A grandmother has been ordered to destroy a garden summer house after a complaint that it was six inches too big.
Cheryl Woodley, 61, of Paisley, Scotland, built it two months ago so her four grandchildren – who she hasn’t seen for over a year because of the pandemic – would have somewhere to play when they visit.
But Ms Woodley fell foul of local planning laws after a complaint to the local council that the structure was too big.
Renfrewshire Council went to Ms Woodley’s home to investigate and found the building to be six inches (15 cm) bigger than was allowed.
They ordered Ms Woodley to tear down the entire building, along with a children’s swing from a communal drying area, or face legal action.
The outbuilding is made out of wooden pallets which Ms Woodley painted blue, and has a built-in window and a set of antlers mounted on the side.
Ms Woodley said: “Three of my four grandchildren, Olivia, Bethany and Ronnie – who are aged between nine and 11 – normally come up every year in the summer holidays from London.
“But they missed out last year because of Covid. The idea was that, when they return to London, we can keep all their toys and stuff in the summer house for next year.”
She said the children are staying for six weeks during the summer holidays from school.
A neighbour who shares the garden built the summer house for Ms Woodley.
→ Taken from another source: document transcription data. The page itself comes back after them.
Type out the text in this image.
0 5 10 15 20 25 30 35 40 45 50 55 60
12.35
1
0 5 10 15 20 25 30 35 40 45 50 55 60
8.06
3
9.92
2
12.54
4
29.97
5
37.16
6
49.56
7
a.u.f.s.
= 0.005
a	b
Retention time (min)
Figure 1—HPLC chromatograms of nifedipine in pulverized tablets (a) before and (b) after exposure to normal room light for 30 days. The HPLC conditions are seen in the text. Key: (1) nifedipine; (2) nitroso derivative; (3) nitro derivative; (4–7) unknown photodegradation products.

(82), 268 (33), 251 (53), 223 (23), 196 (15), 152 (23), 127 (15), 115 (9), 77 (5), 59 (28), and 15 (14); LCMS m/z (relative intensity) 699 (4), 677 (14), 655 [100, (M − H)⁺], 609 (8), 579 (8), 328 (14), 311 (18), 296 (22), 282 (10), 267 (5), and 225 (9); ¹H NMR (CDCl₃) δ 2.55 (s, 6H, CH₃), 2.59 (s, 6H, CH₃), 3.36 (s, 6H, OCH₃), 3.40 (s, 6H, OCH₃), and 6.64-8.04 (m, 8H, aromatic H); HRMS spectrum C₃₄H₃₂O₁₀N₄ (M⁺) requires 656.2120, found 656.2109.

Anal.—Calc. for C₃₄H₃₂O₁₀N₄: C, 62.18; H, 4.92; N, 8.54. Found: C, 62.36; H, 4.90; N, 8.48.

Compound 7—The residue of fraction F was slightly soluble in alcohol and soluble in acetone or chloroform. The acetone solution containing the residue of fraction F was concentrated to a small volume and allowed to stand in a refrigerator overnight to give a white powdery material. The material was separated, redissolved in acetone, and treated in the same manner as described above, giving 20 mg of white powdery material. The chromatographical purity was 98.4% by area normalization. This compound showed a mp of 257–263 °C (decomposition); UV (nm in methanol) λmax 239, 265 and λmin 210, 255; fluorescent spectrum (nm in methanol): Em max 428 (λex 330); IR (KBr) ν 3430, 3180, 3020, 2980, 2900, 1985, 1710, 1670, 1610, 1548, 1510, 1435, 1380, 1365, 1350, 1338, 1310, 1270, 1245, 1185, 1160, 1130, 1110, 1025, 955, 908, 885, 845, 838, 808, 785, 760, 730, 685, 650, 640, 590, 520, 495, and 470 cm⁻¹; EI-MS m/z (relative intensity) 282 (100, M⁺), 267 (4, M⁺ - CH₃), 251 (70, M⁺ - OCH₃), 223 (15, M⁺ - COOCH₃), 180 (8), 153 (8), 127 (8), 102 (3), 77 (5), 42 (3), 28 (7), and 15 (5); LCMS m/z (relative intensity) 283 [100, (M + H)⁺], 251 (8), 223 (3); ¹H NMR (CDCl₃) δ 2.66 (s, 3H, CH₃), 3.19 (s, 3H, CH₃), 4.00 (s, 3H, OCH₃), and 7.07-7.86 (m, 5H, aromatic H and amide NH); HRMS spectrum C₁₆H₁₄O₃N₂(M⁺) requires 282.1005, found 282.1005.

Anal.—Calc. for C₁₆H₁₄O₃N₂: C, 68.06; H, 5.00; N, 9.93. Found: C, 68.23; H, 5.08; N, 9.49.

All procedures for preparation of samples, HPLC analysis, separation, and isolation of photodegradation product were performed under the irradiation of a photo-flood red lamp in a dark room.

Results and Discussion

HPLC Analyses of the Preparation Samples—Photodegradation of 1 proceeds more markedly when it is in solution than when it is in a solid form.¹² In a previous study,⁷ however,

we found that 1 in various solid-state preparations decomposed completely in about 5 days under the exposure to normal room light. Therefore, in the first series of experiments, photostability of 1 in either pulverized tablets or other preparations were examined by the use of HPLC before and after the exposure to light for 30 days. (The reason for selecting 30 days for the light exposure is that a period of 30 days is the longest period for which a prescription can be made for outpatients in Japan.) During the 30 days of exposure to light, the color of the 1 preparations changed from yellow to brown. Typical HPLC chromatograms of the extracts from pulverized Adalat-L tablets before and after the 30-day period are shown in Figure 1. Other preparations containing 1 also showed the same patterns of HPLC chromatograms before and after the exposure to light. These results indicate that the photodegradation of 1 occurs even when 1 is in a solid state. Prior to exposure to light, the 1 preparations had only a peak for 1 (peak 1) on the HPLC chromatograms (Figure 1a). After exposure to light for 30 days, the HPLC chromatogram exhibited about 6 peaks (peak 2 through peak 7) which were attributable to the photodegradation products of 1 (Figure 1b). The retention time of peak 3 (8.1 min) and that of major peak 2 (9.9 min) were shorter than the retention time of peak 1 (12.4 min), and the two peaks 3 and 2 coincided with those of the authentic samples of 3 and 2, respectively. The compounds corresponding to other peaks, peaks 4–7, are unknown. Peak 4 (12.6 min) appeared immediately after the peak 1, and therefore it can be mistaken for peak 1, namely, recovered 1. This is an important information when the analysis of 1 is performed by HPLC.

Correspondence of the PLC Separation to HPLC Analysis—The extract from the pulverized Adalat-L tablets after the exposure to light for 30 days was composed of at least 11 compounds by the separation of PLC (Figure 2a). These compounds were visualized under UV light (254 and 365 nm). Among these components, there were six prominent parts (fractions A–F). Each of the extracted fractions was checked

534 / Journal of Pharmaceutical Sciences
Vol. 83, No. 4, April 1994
“The council came down and took photographs and basically said we have to take the whole lot down”, said Ms Woodley.
“The summer house is only 15cm taller than it should be.”
Ms Woodley has been told she cannot appeal the decision.
A Renfrewshire Council spokesperson said: “Our housing officer visited Ms Woodley on May 18th to advise permission would be needed to build a summer hut in her garden.
“We have provided her with information on the size and specifications of structure she can build in her garden and a form to request permission to go ahead with the work.”